Truth is a relative term. When it comes to children, there’s my truth, your truth, and then there’s “age appropriate information.” Children don’t have the emotional road time to understand the complexity of adult relationships or adult decision-making. Asking children to ferret through our adult experience, to try and understand the facts or my truth, is asking them to gulp an ocean wave. There’s no way to grasp understanding or an honest balanced view without choking.
When we openly criticize or blame a parent for the changes in the family, children are left to figure out how to love both parents in the face of conflicting information: “I love you, but my mom/dad says you’re a bad person.”
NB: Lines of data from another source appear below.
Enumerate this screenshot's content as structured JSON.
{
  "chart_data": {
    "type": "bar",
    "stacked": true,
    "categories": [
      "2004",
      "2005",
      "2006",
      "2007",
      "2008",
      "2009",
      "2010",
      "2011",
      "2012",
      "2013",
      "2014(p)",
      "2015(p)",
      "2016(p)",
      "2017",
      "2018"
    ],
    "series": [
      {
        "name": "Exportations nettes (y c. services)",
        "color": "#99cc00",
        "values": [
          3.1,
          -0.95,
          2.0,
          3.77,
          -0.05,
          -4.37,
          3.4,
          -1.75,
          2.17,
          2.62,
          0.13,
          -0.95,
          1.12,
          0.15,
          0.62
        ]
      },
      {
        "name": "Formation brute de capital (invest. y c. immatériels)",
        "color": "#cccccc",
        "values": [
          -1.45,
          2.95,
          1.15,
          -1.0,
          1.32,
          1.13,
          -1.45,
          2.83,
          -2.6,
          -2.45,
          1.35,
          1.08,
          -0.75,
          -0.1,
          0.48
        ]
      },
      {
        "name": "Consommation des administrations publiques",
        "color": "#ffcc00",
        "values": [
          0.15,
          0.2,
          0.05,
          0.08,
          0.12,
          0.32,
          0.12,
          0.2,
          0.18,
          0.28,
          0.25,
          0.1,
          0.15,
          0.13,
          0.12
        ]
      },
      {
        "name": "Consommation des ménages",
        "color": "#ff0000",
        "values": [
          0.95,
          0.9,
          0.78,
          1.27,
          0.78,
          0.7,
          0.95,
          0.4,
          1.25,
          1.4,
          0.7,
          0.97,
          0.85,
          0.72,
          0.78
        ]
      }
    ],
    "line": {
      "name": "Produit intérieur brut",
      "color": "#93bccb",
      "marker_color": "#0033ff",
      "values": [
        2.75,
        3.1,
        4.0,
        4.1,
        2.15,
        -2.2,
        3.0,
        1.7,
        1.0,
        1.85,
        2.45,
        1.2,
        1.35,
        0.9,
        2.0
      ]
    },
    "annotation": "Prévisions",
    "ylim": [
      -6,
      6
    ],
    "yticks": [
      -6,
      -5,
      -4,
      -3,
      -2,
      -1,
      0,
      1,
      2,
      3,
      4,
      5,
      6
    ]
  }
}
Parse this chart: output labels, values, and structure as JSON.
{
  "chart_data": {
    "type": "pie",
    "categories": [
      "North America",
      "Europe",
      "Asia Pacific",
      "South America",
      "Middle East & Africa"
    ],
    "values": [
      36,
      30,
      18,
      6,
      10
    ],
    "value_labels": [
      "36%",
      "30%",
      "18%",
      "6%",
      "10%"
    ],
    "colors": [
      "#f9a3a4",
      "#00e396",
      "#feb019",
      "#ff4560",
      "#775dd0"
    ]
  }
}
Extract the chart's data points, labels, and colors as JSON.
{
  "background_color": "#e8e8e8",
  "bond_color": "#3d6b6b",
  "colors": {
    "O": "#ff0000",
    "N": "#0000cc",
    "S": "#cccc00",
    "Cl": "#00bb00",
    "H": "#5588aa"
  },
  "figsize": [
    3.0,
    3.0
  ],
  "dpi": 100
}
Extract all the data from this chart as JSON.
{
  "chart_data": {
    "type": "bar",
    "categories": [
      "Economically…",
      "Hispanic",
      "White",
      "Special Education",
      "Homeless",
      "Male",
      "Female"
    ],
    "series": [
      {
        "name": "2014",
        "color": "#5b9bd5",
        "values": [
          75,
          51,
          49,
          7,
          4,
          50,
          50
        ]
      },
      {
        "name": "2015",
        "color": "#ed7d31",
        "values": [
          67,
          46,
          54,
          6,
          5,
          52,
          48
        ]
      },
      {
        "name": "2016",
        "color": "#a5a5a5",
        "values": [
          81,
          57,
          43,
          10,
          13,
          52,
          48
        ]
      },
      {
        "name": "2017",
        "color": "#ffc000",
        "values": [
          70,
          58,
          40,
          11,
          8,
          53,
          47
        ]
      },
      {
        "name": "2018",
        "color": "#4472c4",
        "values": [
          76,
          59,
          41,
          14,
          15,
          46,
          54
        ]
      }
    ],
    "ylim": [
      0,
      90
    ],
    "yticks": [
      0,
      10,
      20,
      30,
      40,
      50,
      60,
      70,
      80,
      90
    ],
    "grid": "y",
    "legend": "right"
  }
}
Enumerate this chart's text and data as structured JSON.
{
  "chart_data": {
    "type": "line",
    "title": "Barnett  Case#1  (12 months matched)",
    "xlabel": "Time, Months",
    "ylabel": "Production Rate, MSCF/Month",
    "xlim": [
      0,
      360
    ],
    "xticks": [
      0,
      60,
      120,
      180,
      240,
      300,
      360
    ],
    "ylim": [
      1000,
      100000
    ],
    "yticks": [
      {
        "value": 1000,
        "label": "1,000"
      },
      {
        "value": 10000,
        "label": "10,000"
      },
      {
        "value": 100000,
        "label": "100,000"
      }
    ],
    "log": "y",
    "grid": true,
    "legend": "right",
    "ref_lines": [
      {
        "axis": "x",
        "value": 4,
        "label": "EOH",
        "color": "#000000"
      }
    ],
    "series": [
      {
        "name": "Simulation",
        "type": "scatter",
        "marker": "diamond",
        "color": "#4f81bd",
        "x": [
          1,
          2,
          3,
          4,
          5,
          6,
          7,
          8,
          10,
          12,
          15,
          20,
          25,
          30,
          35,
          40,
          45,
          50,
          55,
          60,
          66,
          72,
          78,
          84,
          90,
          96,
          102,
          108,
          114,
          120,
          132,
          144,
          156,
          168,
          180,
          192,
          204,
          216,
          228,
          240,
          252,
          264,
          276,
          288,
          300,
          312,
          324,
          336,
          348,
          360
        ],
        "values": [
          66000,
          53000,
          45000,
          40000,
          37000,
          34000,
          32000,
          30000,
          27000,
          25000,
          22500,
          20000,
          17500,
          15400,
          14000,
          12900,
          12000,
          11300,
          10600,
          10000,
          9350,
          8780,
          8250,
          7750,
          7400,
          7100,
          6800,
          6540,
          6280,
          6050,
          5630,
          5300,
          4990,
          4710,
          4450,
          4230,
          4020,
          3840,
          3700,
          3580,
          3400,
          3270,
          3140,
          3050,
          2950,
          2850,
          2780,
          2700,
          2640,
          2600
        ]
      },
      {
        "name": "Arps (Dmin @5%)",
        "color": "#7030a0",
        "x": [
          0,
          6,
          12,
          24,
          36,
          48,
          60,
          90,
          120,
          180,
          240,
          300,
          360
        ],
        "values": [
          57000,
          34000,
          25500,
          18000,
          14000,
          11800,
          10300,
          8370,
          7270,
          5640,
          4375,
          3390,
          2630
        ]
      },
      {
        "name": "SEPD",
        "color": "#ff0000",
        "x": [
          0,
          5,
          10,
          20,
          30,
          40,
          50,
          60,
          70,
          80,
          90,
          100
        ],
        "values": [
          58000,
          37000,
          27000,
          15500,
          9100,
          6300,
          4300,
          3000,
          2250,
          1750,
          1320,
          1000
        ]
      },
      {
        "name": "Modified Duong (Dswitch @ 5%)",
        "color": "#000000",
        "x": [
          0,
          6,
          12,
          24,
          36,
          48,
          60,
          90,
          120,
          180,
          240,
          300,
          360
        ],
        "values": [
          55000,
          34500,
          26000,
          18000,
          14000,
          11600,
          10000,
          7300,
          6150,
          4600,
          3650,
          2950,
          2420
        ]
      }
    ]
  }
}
Someone must be wrong. And, kids are left to figure things out on their own — often alone. While parents continue to battle, comment, yell, and accuse. Small issues become monumental; little infractions become federal cases. Grains of truth about some aspect of one parent become a mountain of evidence of their failure/inadequacy/or deceitfulness – children are left in a landslide of emotion and negativity volleyed back and forth between parents that they have no way to sort through and make sense of.
Parents get lost in escalating adult conflict. Kids suffer.
Remember that children have growing and developing hearts that include a special place for each of their parents. Parents aren’t perfect, but they’re important. For your children’s sake, remember that they love that person you’re upset with, talking about, wanting to hurt … because you’re hurting. Protect their hearts and provide them with guidance they can use to grow strong with:
“Your mom and I/your dad and I did the best we could, but we couldn’t figure out how to love each other like a husband and wife needs to love each other to stay married; that’s why we’re getting a divorce.”
That’s all kids need to know for now. They have lots of years in front of them to learn about love, relationship, family, and adult experiences. For now, protect their growing hearts.